Thanks for responding with comments and emails to the question I posted. The reason I ask is my church is planning a series on this topic (honoring our parents) and I'm helping with research.

I've discovered this is a big issue and source of stress for a lot of people. We want to be faithful to God's command - it's #5 of the Big 10 - but often find it hard to do. And we're not really sure where, if anywhere, to draw the lines.

I suspect part of the problem lies in our notions of the word "honor." The word in the original language simply means "weight" or "weighty." That doesn't paint a real clear picture of how to do this verb, does it?

Some of my friends have said they feel it is always right to obey our parent's wishes ... no matter our age, no matter the circumstance, and no matter what their wishes are. They see it cut and dry. We honor them. We consult them, listen to them, and follow their advice. I suspect they have great parents.

Others look at their parents and all the grievous mistakes they've made and figure honor is not due here.
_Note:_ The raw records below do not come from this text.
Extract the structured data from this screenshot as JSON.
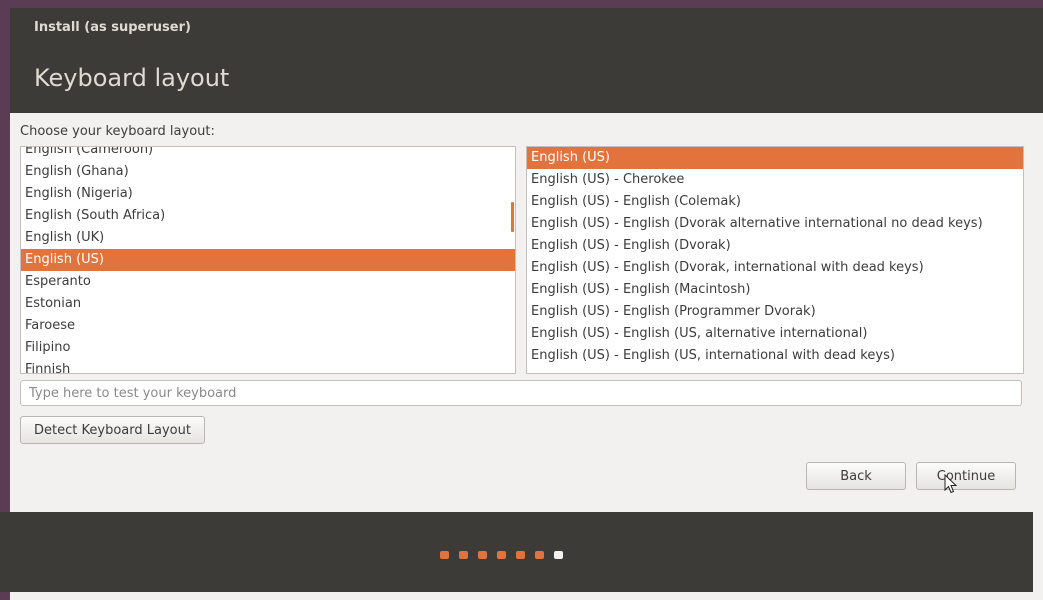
{
  "window": {
    "title": "Install (as superuser)",
    "page_title": "Keyboard layout"
  },
  "layout_picker": {
    "prompt": "Choose your keyboard layout:",
    "languages": [
      {
        "label": "English (Cameroon)",
        "selected": false
      },
      {
        "label": "English (Ghana)",
        "selected": false
      },
      {
        "label": "English (Nigeria)",
        "selected": false
      },
      {
        "label": "English (South Africa)",
        "selected": false
      },
      {
        "label": "English (UK)",
        "selected": false
      },
      {
        "label": "English (US)",
        "selected": true
      },
      {
        "label": "Esperanto",
        "selected": false
      },
      {
        "label": "Estonian",
        "selected": false
      },
      {
        "label": "Faroese",
        "selected": false
      },
      {
        "label": "Filipino",
        "selected": false
      },
      {
        "label": "Finnish",
        "selected": false
      }
    ],
    "variants": [
      {
        "label": "English (US)",
        "selected": true
      },
      {
        "label": "English (US) - Cherokee",
        "selected": false
      },
      {
        "label": "English (US) - English (Colemak)",
        "selected": false
      },
      {
        "label": "English (US) - English (Dvorak alternative international no dead keys)",
        "selected": false
      },
      {
        "label": "English (US) - English (Dvorak)",
        "selected": false
      },
      {
        "label": "English (US) - English (Dvorak, international with dead keys)",
        "selected": false
      },
      {
        "label": "English (US) - English (Macintosh)",
        "selected": false
      },
      {
        "label": "English (US) - English (Programmer Dvorak)",
        "selected": false
      },
      {
        "label": "English (US) - English (US, alternative international)",
        "selected": false
      },
      {
        "label": "English (US) - English (US, international with dead keys)",
        "selected": false
      }
    ]
  },
  "test_input": {
    "placeholder": "Type here to test your keyboard",
    "value": ""
  },
  "buttons": {
    "detect_label": "Detect Keyboard Layout",
    "back_label": "Back",
    "continue_label": "Continue"
  },
  "progress": {
    "total_steps": 7,
    "current_step": 7
  },
  "colors": {
    "accent": "#e2733c",
    "header_bg": "#3c3b37",
    "window_bg": "#f2f1f0"
  }
}
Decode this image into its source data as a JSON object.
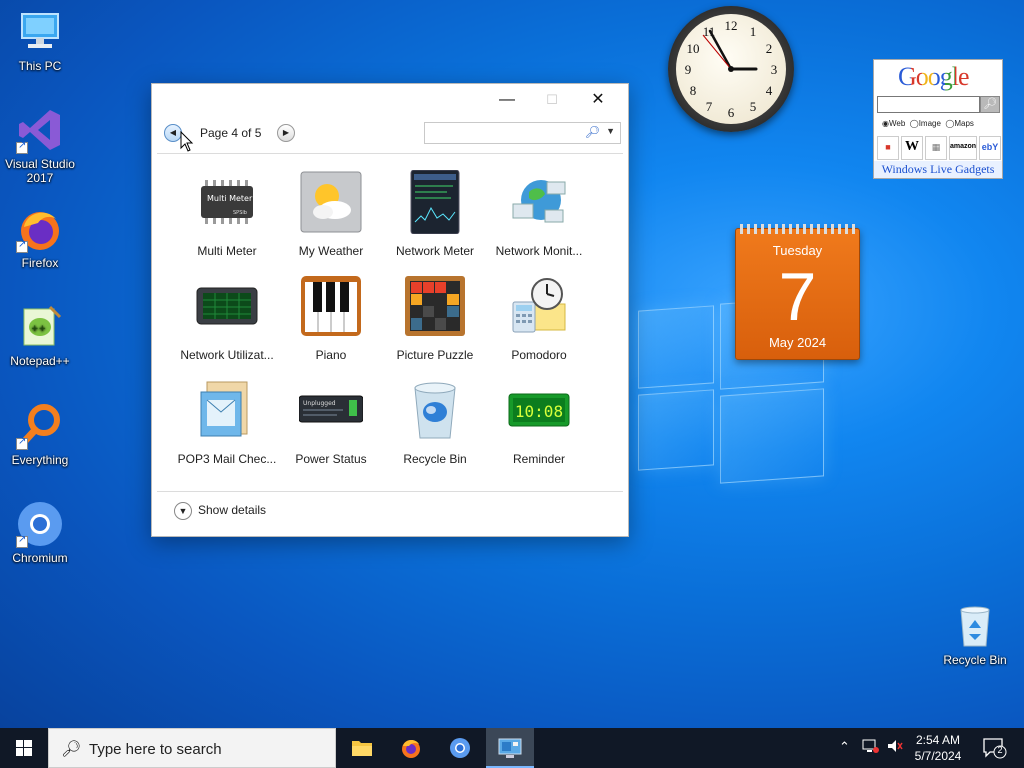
{
  "desktop": {
    "icons": [
      {
        "label": "This PC"
      },
      {
        "label": "Visual Studio\n2017"
      },
      {
        "label": "Firefox"
      },
      {
        "label": "Notepad++"
      },
      {
        "label": "Everything"
      },
      {
        "label": "Chromium"
      }
    ],
    "recycle_bin_label": "Recycle Bin"
  },
  "gallery": {
    "title_buttons": {
      "minimize": "—",
      "maximize": "☐",
      "close": "✕"
    },
    "page_label": "Page 4 of 5",
    "prev_arrow": "◀",
    "next_arrow": "▶",
    "search_placeholder": "",
    "gadgets": [
      {
        "name": "Multi Meter"
      },
      {
        "name": "My Weather"
      },
      {
        "name": "Network Meter"
      },
      {
        "name": "Network Monit..."
      },
      {
        "name": "Network Utilizat..."
      },
      {
        "name": "Piano"
      },
      {
        "name": "Picture Puzzle"
      },
      {
        "name": "Pomodoro"
      },
      {
        "name": "POP3 Mail Chec..."
      },
      {
        "name": "Power Status"
      },
      {
        "name": "Recycle Bin"
      },
      {
        "name": "Reminder"
      }
    ],
    "tile_text": {
      "multi_meter": "Multi Meter",
      "multi_meter_brand": "SPSlb",
      "power_status_text": "Unplugged",
      "reminder_time": "10:08"
    },
    "show_details": "Show details"
  },
  "clock": {
    "numbers": [
      "12",
      "1",
      "2",
      "3",
      "4",
      "5",
      "6",
      "7",
      "8",
      "9",
      "10",
      "11"
    ]
  },
  "google_gadget": {
    "logo": "Google",
    "radio_options": [
      "Web",
      "Image",
      "Maps"
    ],
    "links": [
      "W",
      "amazon",
      "ebY"
    ],
    "footer": "Windows Live Gadgets"
  },
  "calendar": {
    "weekday": "Tuesday",
    "day": "7",
    "month_year": "May 2024"
  },
  "taskbar": {
    "search_placeholder": "Type here to search",
    "time": "2:54 AM",
    "date": "5/7/2024",
    "notification_count": "2"
  },
  "colors": {
    "calendar": "#e46c14",
    "taskbar": "#101826",
    "desktop_blue": "#0a6fd8"
  }
}
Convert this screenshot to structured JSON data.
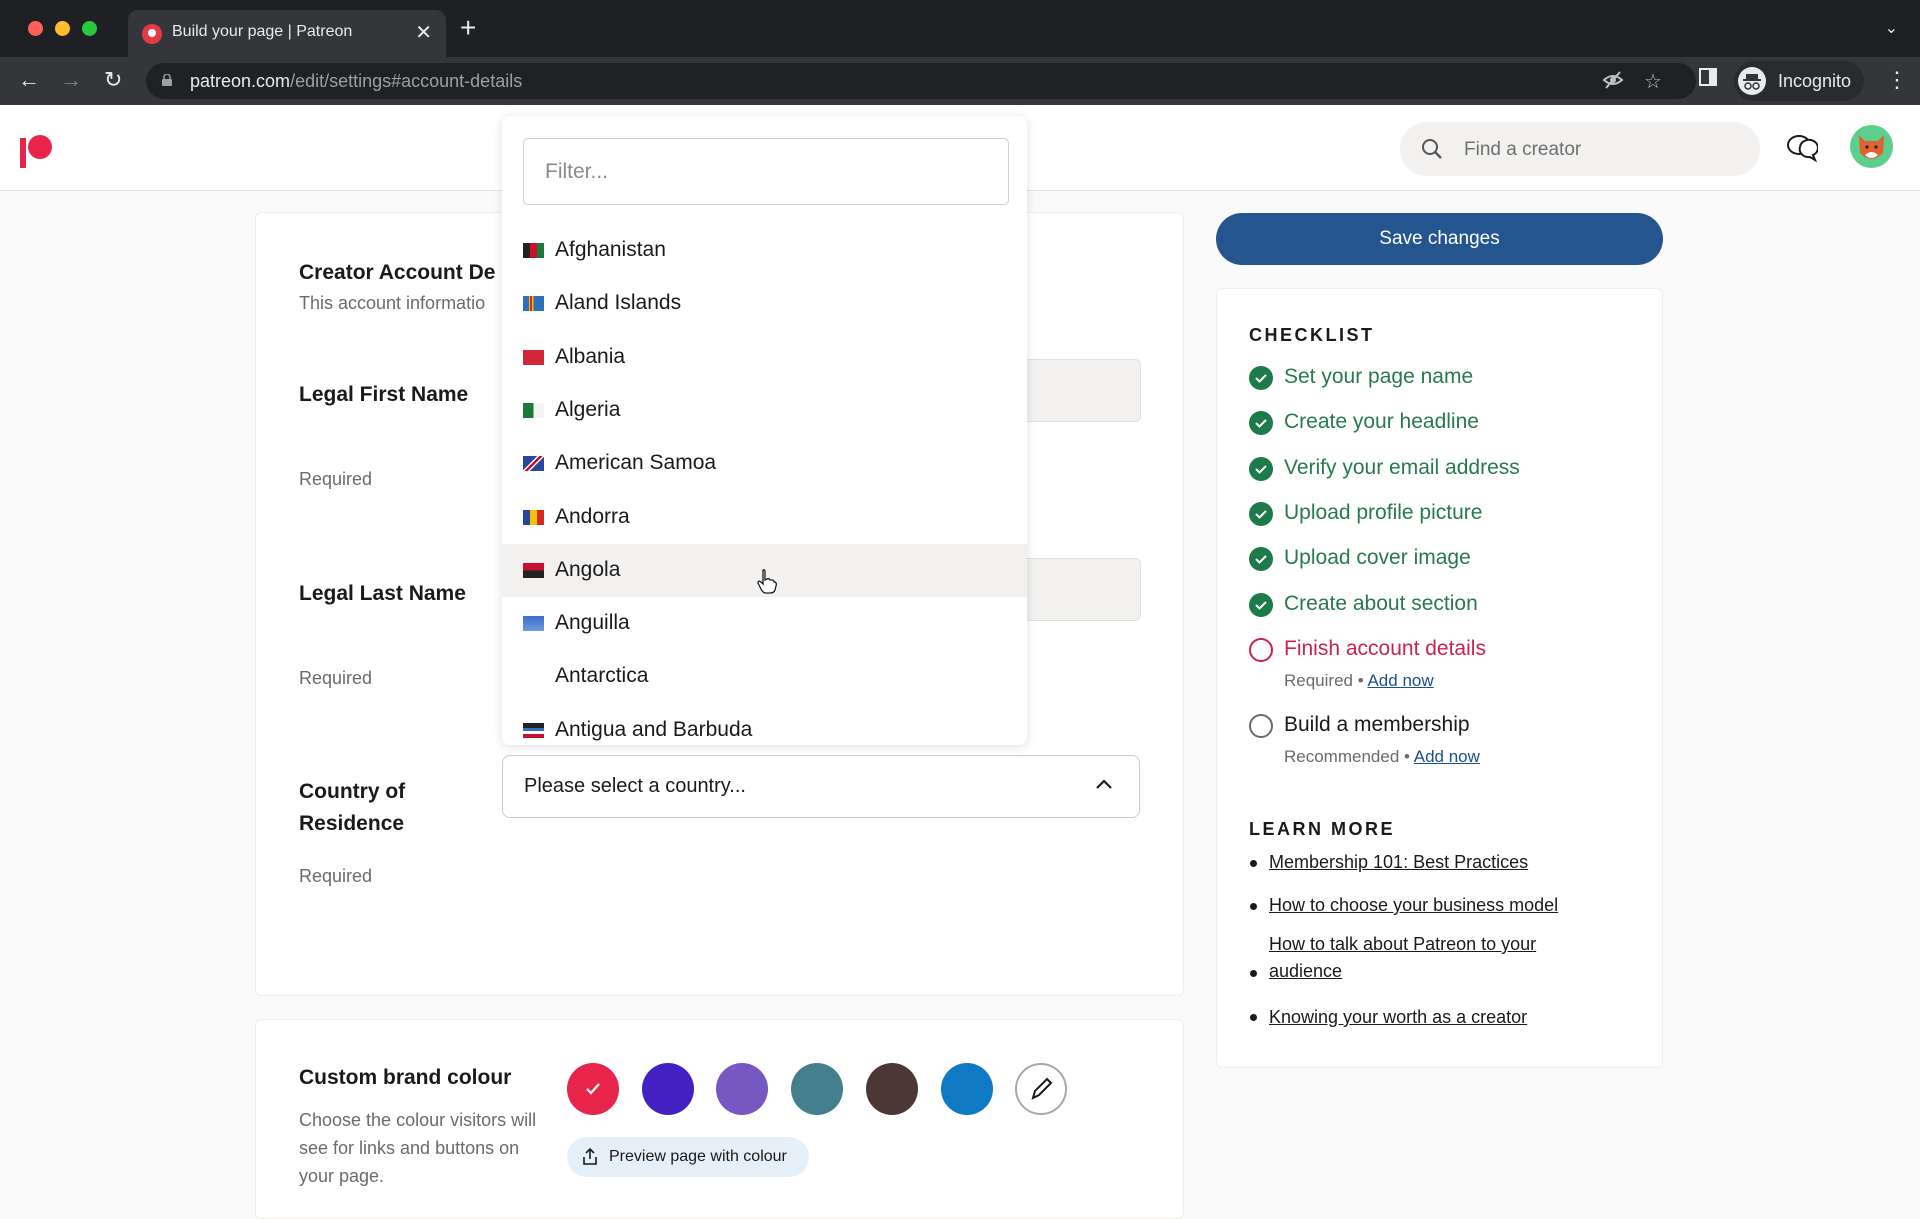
{
  "browser": {
    "tab_title": "Build your page | Patreon",
    "url_domain": "patreon.com",
    "url_path": "/edit/settings#account-details",
    "profile_label": "Incognito"
  },
  "header": {
    "search_placeholder": "Find a creator"
  },
  "account_details": {
    "title": "Creator Account De",
    "subtitle": "This account informatio",
    "fields": [
      {
        "label": "Legal First Name",
        "hint": "Required",
        "value": ""
      },
      {
        "label": "Legal Last Name",
        "hint": "Required",
        "value": ""
      },
      {
        "label": "Country of Residence",
        "hint": "Required",
        "value": "Please select a country..."
      }
    ]
  },
  "country_dropdown": {
    "filter_placeholder": "Filter...",
    "options": [
      {
        "name": "Afghanistan",
        "flag": "af"
      },
      {
        "name": "Aland Islands",
        "flag": "ax"
      },
      {
        "name": "Albania",
        "flag": "al"
      },
      {
        "name": "Algeria",
        "flag": "dz"
      },
      {
        "name": "American Samoa",
        "flag": "as"
      },
      {
        "name": "Andorra",
        "flag": "ad"
      },
      {
        "name": "Angola",
        "flag": "ao",
        "hovered": true
      },
      {
        "name": "Anguilla",
        "flag": "ai"
      },
      {
        "name": "Antarctica",
        "flag": ""
      },
      {
        "name": "Antigua and Barbuda",
        "flag": "ag"
      }
    ]
  },
  "brand_colour": {
    "title": "Custom brand colour",
    "description": "Choose the colour visitors will see for links and buttons on your page.",
    "swatches": [
      "#e8244b",
      "#4420c2",
      "#7757c2",
      "#437f8c",
      "#4b3734",
      "#0e7ac4"
    ],
    "selected_index": 0,
    "preview_label": "Preview page with colour"
  },
  "sidebar": {
    "save_label": "Save changes",
    "checklist_title": "CHECKLIST",
    "checklist": [
      {
        "label": "Set your page name",
        "status": "done"
      },
      {
        "label": "Create your headline",
        "status": "done"
      },
      {
        "label": "Verify your email address",
        "status": "done"
      },
      {
        "label": "Upload profile picture",
        "status": "done"
      },
      {
        "label": "Upload cover image",
        "status": "done"
      },
      {
        "label": "Create about section",
        "status": "done"
      },
      {
        "label": "Finish account details",
        "status": "required",
        "sub": "Required",
        "link": "Add now"
      },
      {
        "label": "Build a membership",
        "status": "recommended",
        "sub": "Recommended",
        "link": "Add now"
      }
    ],
    "learn_more_title": "LEARN MORE",
    "learn_more": [
      "Membership 101: Best Practices",
      "How to choose your business model",
      "How to talk about Patreon to your audience",
      "Knowing your worth as a creator"
    ]
  },
  "colors": {
    "brand": "#e8244b",
    "primary_button": "#24558f",
    "done_green": "#1d7a4a",
    "required_red": "#c8234b",
    "link_blue": "#1e508e"
  }
}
Or they look at the unhealthy, unethical, unmoral things their parents advocate or do and think, "Surely I'm not suppose to follow their will." These friends reason that, particularly as adults, our primary allegiance is to God while our parents' wishes rank below that. These gals put up some boundaries or limit their interaction with their parents just to maintain their own safety and sanity, or that of their children. (Naturally, their parents may feel disrespected by this.)

I'm thinking the crux of the issue is: according to whose perception are we honoring them? Do we measure how well we honor our parents on whether or not we're making them happy? On whether or not we are agreeing with them? On whether or not they'd say we're respecting or disrespecting them?

In other words, who are we getting our definition of honor from? I'm not sure that our ideas of what it means to honor our parents, God's ideas of what it means to honor them, and their ideas of what it means for us to honor them, always line up.

Still other friends told me about their difficult, unbelieving parents and the struggles they faced over the years trying to maintain a healthy degree of relationship with them and honor them as best they could. And to my friends' surprise, their parents were eventually won over, came to Christ, and changed their ways!

So this is a "weighty" topic indeed. Personally, my own mother has passed away, though I had some issues with her before then. And I have a great relationship today with my father, for which I am grateful. Thanks for talking with me as I sort through this tough topic. I'm looking at various verses and praying for understanding.

PS. It's going to be 89 degrees here today so I'm thinking of stealing away to the beach this morning!


  1. I think honoring parents is knowing they are imperfect people as we all are and loving them the best we can in spite of it all. Choosing love over perceived wrongs, keeping your words tucked safely inside over voicing them hurtfully, and always recognizing that they loved us the best they could within their own imperfections.

  2. I always thought honoring a parent (or pastor or spouse or president or whoever) had to do more with respecting their position rather than agreeing with them/obeying them.

    When I disagree (and it happens), I honor them by stating my position respectfully, not by badmouthing or whining or obeying without comment (which too easily can be sin depending on the parent). Sometimes we just have to agree to disagree but I still always owe them the respect due to the position God gave them in my life.

  3. i have started reading your blog. Your Weight of Honor
    got me very much interested. However i find it you have not give an conclusion.

    Help please! Have a good day! God bless you.